6 Ciri Penipuan Investasi Dibalik Flexing Menurut Ahli

Anisha Saktian Putri diperbarui 09 Mar 2022, 19:30 WIB

Fimela.com, Jakarta Bukan hanya menabung, mengelola keuangan agar menjadi bekal di hari tua juga bisa dengan investasi. Namun selama pandemi berlangsung, masyarakat pun telah melek akan investasi.

Maka tak heran jika transaksi investasi semakin meningkat. Banyak jenis investasi yang bisa digunakan seperti deposito, emas, reksa dana, saham, properti, hingga yang sedang tren crypto.

Namun, sahabat Fimela pun harus banyak belajar invetasi apa yang cocok dengan keadaan uangmu agar tidak merugi bahkan mudah tertipu. Melansir liputan6.com, Guru Besar Fakultas Ekonomi Universitas Indonesia (UI) Rhenald Kasali jangan sampai tertipu investasi berkedok flexing.

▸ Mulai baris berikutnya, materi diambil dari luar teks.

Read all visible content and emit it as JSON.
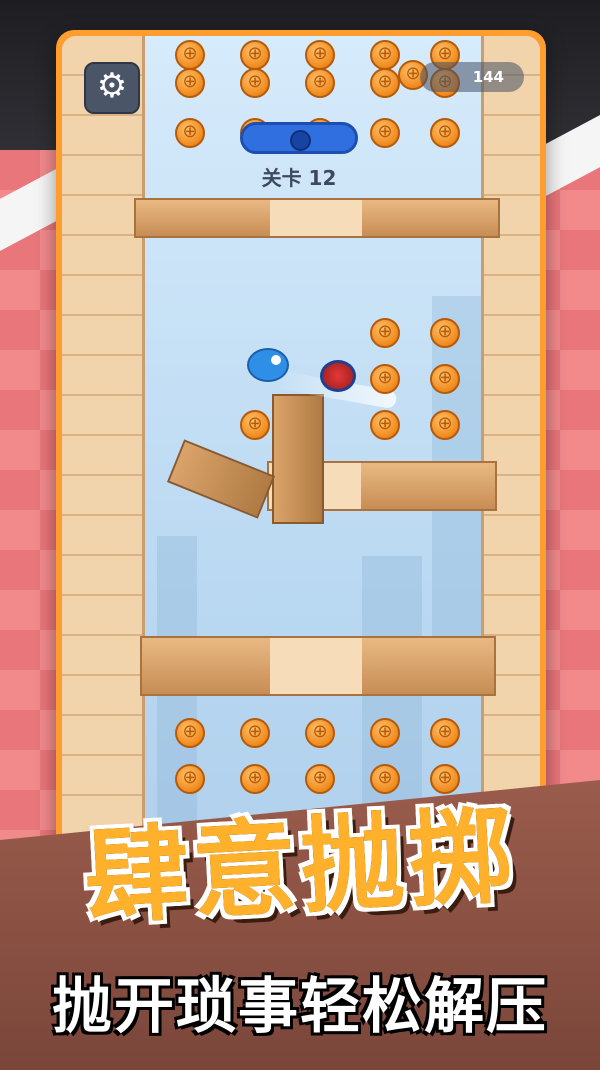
{
  "hud": {
    "score": "144",
    "level_label": "关卡 12",
    "settings_icon": "gear-icon"
  },
  "promo": {
    "title": "肆意抛掷",
    "subtitle": "抛开琐事轻松解压"
  },
  "colors": {
    "frame": "#ff9d2e",
    "title": "#ffb12b",
    "background": "#e8767a"
  }
}
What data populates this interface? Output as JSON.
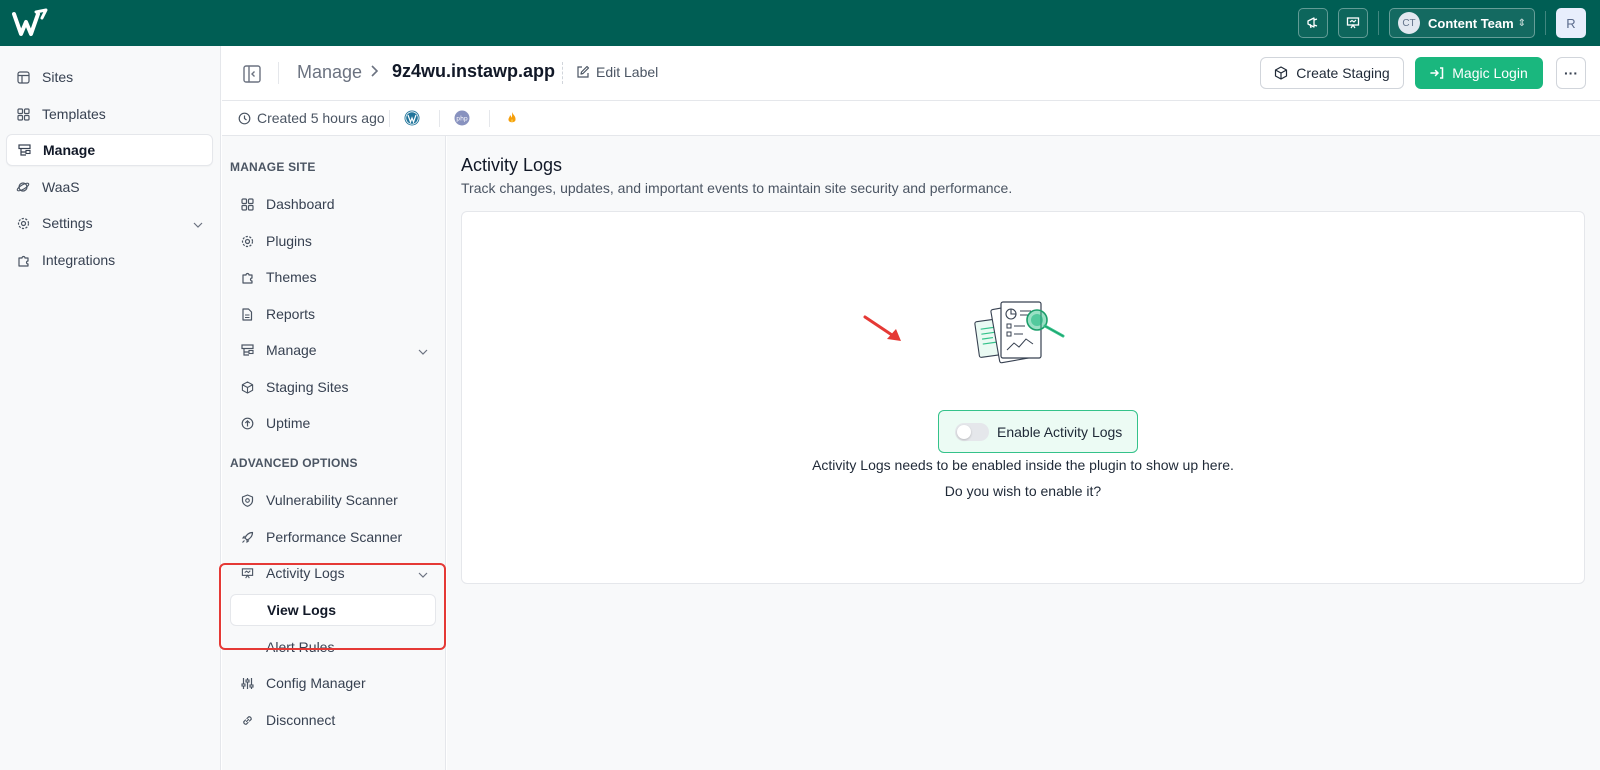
{
  "topbar": {
    "team_initials": "CT",
    "team_name": "Content Team",
    "user_initial": "R",
    "icons": [
      "megaphone-icon",
      "presentation-icon",
      "chevron-updown-icon"
    ]
  },
  "sidebar": {
    "items": [
      {
        "label": "Sites",
        "icon": "layout-icon"
      },
      {
        "label": "Templates",
        "icon": "grid-icon"
      },
      {
        "label": "Manage",
        "icon": "sitemap-icon",
        "active": true
      },
      {
        "label": "WaaS",
        "icon": "planet-icon"
      },
      {
        "label": "Settings",
        "icon": "gear-icon"
      },
      {
        "label": "Integrations",
        "icon": "puzzle-icon"
      }
    ]
  },
  "header": {
    "breadcrumb_root": "Manage",
    "site_name": "9z4wu.instawp.app",
    "edit_label": "Edit Label",
    "create_staging": "Create Staging",
    "magic_login": "Magic Login",
    "more": "···"
  },
  "meta": {
    "created": "Created 5 hours ago"
  },
  "subnav": {
    "heading_manage": "MANAGE SITE",
    "heading_advanced": "ADVANCED OPTIONS",
    "items": [
      {
        "label": "Dashboard",
        "icon": "grid-icon"
      },
      {
        "label": "Plugins",
        "icon": "gear-icon"
      },
      {
        "label": "Themes",
        "icon": "puzzle-icon"
      },
      {
        "label": "Reports",
        "icon": "file-icon"
      },
      {
        "label": "Manage",
        "icon": "sitemap-icon"
      },
      {
        "label": "Staging Sites",
        "icon": "box-icon"
      },
      {
        "label": "Uptime",
        "icon": "arrow-up-circle-icon"
      }
    ],
    "advanced_items": [
      {
        "label": "Vulnerability Scanner",
        "icon": "shield-icon"
      },
      {
        "label": "Performance Scanner",
        "icon": "rocket-icon"
      },
      {
        "label": "Activity Logs",
        "icon": "presentation-icon"
      },
      {
        "label": "View Logs"
      },
      {
        "label": "Alert Rules"
      },
      {
        "label": "Config Manager",
        "icon": "sliders-icon"
      },
      {
        "label": "Disconnect",
        "icon": "link-icon"
      }
    ]
  },
  "main": {
    "title": "Activity Logs",
    "subtitle": "Track changes, updates, and important events to maintain site security and performance.",
    "enable_label": "Enable Activity Logs",
    "message1": "Activity Logs needs to be enabled inside the plugin to show up here.",
    "message2": "Do you wish to enable it?"
  },
  "colors": {
    "topbar": "#005e54",
    "accent": "#1ab77e",
    "highlight": "#e53935"
  }
}
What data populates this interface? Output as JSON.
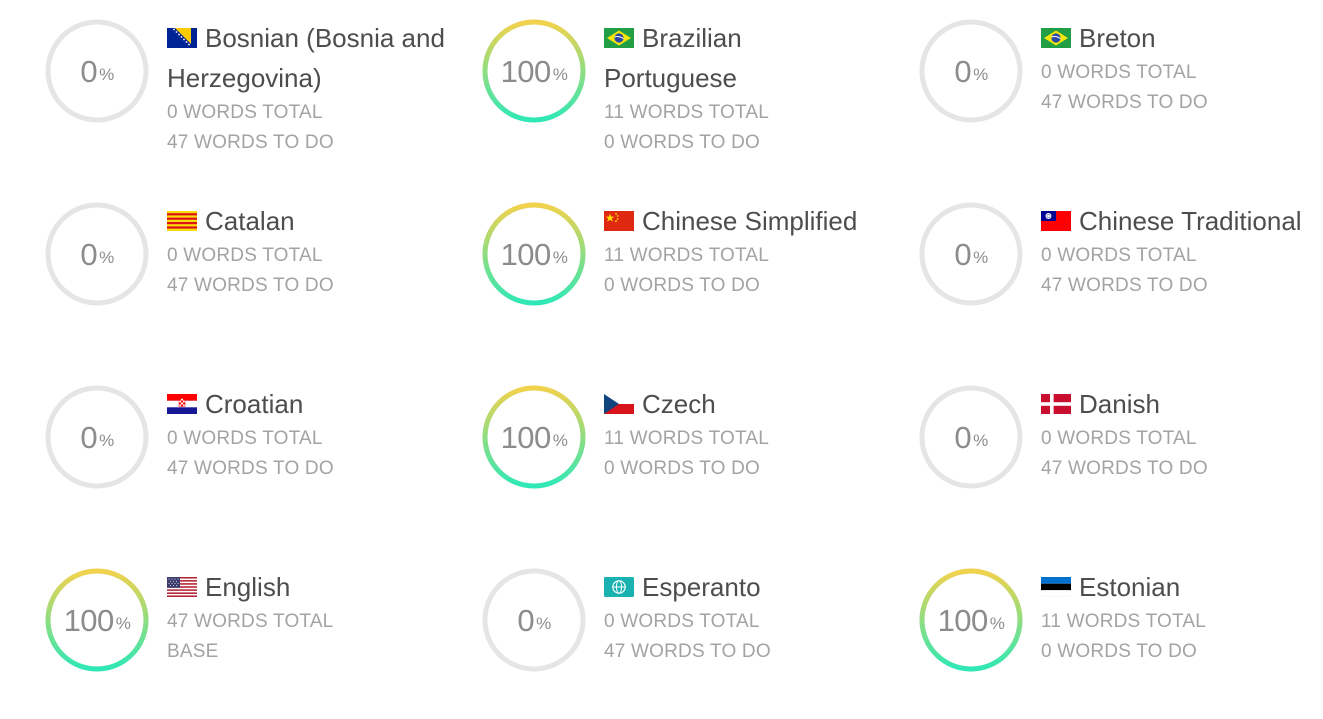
{
  "colors": {
    "ring_track": "#e5e5e5",
    "ring_gradient_start": "#2ee8b6",
    "ring_gradient_end": "#f2d24c",
    "percent_text": "#8c8c8c",
    "name_text": "#4d4d4d",
    "stat_text": "#a3a3a3"
  },
  "languages": [
    {
      "name": "Bosnian (Bosnia and Herzegovina)",
      "percent": 0,
      "percent_label": "0",
      "percent_sign": "%",
      "line1": "0 WORDS TOTAL",
      "line2": "47 WORDS TO DO",
      "flag_icon": "bosnia-flag-icon"
    },
    {
      "name": "Brazilian Portuguese",
      "percent": 100,
      "percent_label": "100",
      "percent_sign": "%",
      "line1": "11 WORDS TOTAL",
      "line2": "0 WORDS TO DO",
      "flag_icon": "brazil-flag-icon"
    },
    {
      "name": "Breton",
      "percent": 0,
      "percent_label": "0",
      "percent_sign": "%",
      "line1": "0 WORDS TOTAL",
      "line2": "47 WORDS TO DO",
      "flag_icon": "brazil-flag-icon"
    },
    {
      "name": "Catalan",
      "percent": 0,
      "percent_label": "0",
      "percent_sign": "%",
      "line1": "0 WORDS TOTAL",
      "line2": "47 WORDS TO DO",
      "flag_icon": "catalonia-flag-icon"
    },
    {
      "name": "Chinese Simplified",
      "percent": 100,
      "percent_label": "100",
      "percent_sign": "%",
      "line1": "11 WORDS TOTAL",
      "line2": "0 WORDS TO DO",
      "flag_icon": "china-flag-icon"
    },
    {
      "name": "Chinese Traditional",
      "percent": 0,
      "percent_label": "0",
      "percent_sign": "%",
      "line1": "0 WORDS TOTAL",
      "line2": "47 WORDS TO DO",
      "flag_icon": "taiwan-flag-icon"
    },
    {
      "name": "Croatian",
      "percent": 0,
      "percent_label": "0",
      "percent_sign": "%",
      "line1": "0 WORDS TOTAL",
      "line2": "47 WORDS TO DO",
      "flag_icon": "croatia-flag-icon"
    },
    {
      "name": "Czech",
      "percent": 100,
      "percent_label": "100",
      "percent_sign": "%",
      "line1": "11 WORDS TOTAL",
      "line2": "0 WORDS TO DO",
      "flag_icon": "czech-flag-icon"
    },
    {
      "name": "Danish",
      "percent": 0,
      "percent_label": "0",
      "percent_sign": "%",
      "line1": "0 WORDS TOTAL",
      "line2": "47 WORDS TO DO",
      "flag_icon": "denmark-flag-icon"
    },
    {
      "name": "English",
      "percent": 100,
      "percent_label": "100",
      "percent_sign": "%",
      "line1": "47 WORDS TOTAL",
      "line2": "BASE",
      "flag_icon": "usa-flag-icon"
    },
    {
      "name": "Esperanto",
      "percent": 0,
      "percent_label": "0",
      "percent_sign": "%",
      "line1": "0 WORDS TOTAL",
      "line2": "47 WORDS TO DO",
      "flag_icon": "esperanto-flag-icon"
    },
    {
      "name": "Estonian",
      "percent": 100,
      "percent_label": "100",
      "percent_sign": "%",
      "line1": "11 WORDS TOTAL",
      "line2": "0 WORDS TO DO",
      "flag_icon": "estonia-flag-icon"
    }
  ]
}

Rhenald mengatakan flexing bisa diartikan dengan mereka yang doyan pamer harta sebenarnya bukan orang kaya yang sesungguhnya. Flexing biasanya digunakan untuk alat marketing menggaet investor yang berujung penipuan. Untuk itu, jika ada yang menawarkan keuntungan investasi jangka pandek yang tinggi patut dicurigai. Sebab, investasi bersifat jangka panjang.

Pendiri Rumah Perubahan ini juga memberikan ciri-ciri flexing agar sahabat Fimela tidak tertipu. Melansir liputan6.com, berikut ulasannya.

2 dari 3 halaman

1. Selalu fokus berbicara harta dan uang

Ilustrasi milenial melek investasi. (Shutterstock)

Mereka selalu berbicara tentang harta dan uangnya, dan menyatakan jika bisa mendapatkan uang dengan waktu yang cepat. Padahal, semua hal butuh proses tidak ada yang instan termasuk soal investasi.

"Be careful, tidak ada yang mudah tidak ada yang murah, tidak proses yang begitu cepat. Dan kalau orang bicaranya uang uang, uang, uang di kepalanya dia hanya uang,” ujarnya.

2. Mengajak dengan cara yang terkesan memaksa

Pelaku akan menggunakan cara-cara yang bisa membuatmu percaya agar mau bergabung investasi. Misalnya, menggunakan agama.

3. Tidak punya empati

Biasanya tidak mempunyai empati. Kalau mereka dalam situasi seperti pandemi ini banyak orang yang susah. Tetapi mereka malah pamer harta kekayaan, bahwa gampang dan bisa cepat dapatkan uang.

“Di tengah-tengah seperti kelihatan siapa yang punya empati dan tidak,” ujarnya.

3 dari 3 halaman

4. Bermuka dua

Credit via Shutterstock.com

Biasanya mereka bermuka dua. Misalnya, saat melakukan pemasaran, pelaku akan mengatakan hal-hal yang indah-indah saja, seperti produk yang ditawarkan sangat mudah dipelajari, cepat mendapatkan uang dan sebagainya.

“Mereka manis sekali dan mengatakan kalau saya bisa juga bisa, pasti bisa jadi kayak seperti saya seperti itu yang dijanjikan. Tapi kemudian orang lain rugi mereka tidak berempati tapi mengata-ngatai, mereka ini adalah karakter orang-orang yang kurang bisa dipercaya,” jelasnya.

5. Kerap pakai barang branded yang berlebih

Penampilan mereka menawan dengan menggunakan barang-barang branded untuk menunjukkan bahwa mereka berhasil berkat produk investasi yang dia tawarkan.

“Sehingga fokus orang adalah bukan kepada produk yang ditawarkan pada pakaiannya, pada benda-benda yang dia pakai branded dan menjadikan diri mereka,” katanya.

6. Narsistik

Mereka selalu menunjukan kekagum dengan dirinya sendiri dan kekayaannya. Senang disebut-sebut sebagai orang yang paling kaya.

“Jadi ini adalah dalam flexing yang kita ketahui Jangan mudah tergiur jangan terlalu percaya. memang flexing ini adalah sebuah signal kepada pasar alat marketing, tetapi kita sebagai pembeli harus waspada. Terutama anda yang ingin serba cepat tetapi ketika menyangkut risiko saya kasih tahu kepada anda produk itu ada macam-macam resiko nya tidak sama satu sama lain,” tutup Rhenald.